Question

Block is released from rest when spring is in its natural length (assume pulley is ideal and block does not strike on ground during it's motion in vertical plane then

• A. Maximum elongation in spring is $4mg/k$.
• B. Maximum elongation in spring is $2mg/k$.
• C. Maximum speed of block is $2g\sqrt{\frac{m}{k}}$.
• D. Maximum speed of block is $g\sqrt{\frac{m}{k}}$.

Answer 1

Answer: (A), (C)

The correct options are
A Maximum elongation in spring is $4mg/k$.
C Maximum speed of block is $2g\sqrt{\frac{m}{k}}$.

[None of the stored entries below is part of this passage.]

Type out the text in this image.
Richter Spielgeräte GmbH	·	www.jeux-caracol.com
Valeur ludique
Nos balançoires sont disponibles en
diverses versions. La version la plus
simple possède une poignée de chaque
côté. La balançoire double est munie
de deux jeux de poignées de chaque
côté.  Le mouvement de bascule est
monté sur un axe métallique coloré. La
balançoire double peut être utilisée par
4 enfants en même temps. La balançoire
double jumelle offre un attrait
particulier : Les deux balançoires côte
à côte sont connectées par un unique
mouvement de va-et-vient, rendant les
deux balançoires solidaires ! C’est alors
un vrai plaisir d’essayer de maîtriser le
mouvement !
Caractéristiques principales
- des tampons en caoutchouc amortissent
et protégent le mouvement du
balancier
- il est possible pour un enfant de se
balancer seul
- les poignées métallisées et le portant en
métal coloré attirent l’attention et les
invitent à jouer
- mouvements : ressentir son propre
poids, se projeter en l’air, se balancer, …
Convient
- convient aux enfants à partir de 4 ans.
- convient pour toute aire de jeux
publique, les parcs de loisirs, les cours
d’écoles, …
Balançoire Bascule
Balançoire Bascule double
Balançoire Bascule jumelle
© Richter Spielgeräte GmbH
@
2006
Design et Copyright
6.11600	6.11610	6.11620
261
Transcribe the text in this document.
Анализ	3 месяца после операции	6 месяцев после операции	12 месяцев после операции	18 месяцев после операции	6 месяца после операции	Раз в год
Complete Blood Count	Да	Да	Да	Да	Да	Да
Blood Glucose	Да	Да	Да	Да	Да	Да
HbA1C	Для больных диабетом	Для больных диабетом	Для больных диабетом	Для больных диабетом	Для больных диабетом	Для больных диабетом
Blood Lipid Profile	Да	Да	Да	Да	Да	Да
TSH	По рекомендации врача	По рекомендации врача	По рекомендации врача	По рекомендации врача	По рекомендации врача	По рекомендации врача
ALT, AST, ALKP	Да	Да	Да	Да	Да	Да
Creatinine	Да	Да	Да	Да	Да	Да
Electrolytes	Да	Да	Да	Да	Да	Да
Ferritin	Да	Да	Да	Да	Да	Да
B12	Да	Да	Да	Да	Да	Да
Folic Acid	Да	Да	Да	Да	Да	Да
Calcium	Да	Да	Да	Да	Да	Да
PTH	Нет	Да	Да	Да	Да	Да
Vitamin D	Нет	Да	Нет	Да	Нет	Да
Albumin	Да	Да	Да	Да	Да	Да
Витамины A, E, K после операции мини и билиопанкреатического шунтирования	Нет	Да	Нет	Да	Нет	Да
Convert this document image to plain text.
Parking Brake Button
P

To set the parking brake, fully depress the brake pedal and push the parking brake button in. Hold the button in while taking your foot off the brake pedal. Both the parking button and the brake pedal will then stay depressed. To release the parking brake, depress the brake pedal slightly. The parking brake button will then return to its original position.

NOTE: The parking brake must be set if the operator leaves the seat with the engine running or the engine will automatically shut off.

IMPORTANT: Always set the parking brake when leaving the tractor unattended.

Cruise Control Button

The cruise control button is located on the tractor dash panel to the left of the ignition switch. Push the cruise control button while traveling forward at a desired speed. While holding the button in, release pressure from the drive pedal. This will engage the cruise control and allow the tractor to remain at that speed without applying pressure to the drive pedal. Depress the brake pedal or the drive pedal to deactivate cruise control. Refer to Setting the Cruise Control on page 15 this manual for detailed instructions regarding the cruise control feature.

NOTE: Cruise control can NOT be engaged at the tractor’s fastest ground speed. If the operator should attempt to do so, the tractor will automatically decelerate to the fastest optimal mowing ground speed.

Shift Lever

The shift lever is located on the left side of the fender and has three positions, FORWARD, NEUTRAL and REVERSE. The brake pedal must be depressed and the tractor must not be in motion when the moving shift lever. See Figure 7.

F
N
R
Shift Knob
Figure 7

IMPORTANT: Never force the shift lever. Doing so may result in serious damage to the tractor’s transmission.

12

If the maximum elongation in spring is $x_{max}$, block will move by a distance of $2x_{max}$.
By energy conservation,
$\frac{1}{2}k{x}_{max}^2=mg\left(2x_{max}\right)$
$\Rightarrow x_{max}=\frac{4mg}{k}$
At equlibrium position,
$kx=2mg\Rightarrow x=\frac{2mg}{k}$
So,$(K.E.{)}_{max}=mg(2x)-\frac{1}{2}k{x}^2=2mg(\frac{2mg}{k})-\frac{1}{2}k(\frac{2mg}{k}{)}^2$
$\frac{1}{2}m{v}_{max}^2=\frac{2m^2{g}^2}{k}$
$\Rightarrow v_{max}=2g\sqrt{\frac{m}{k}}$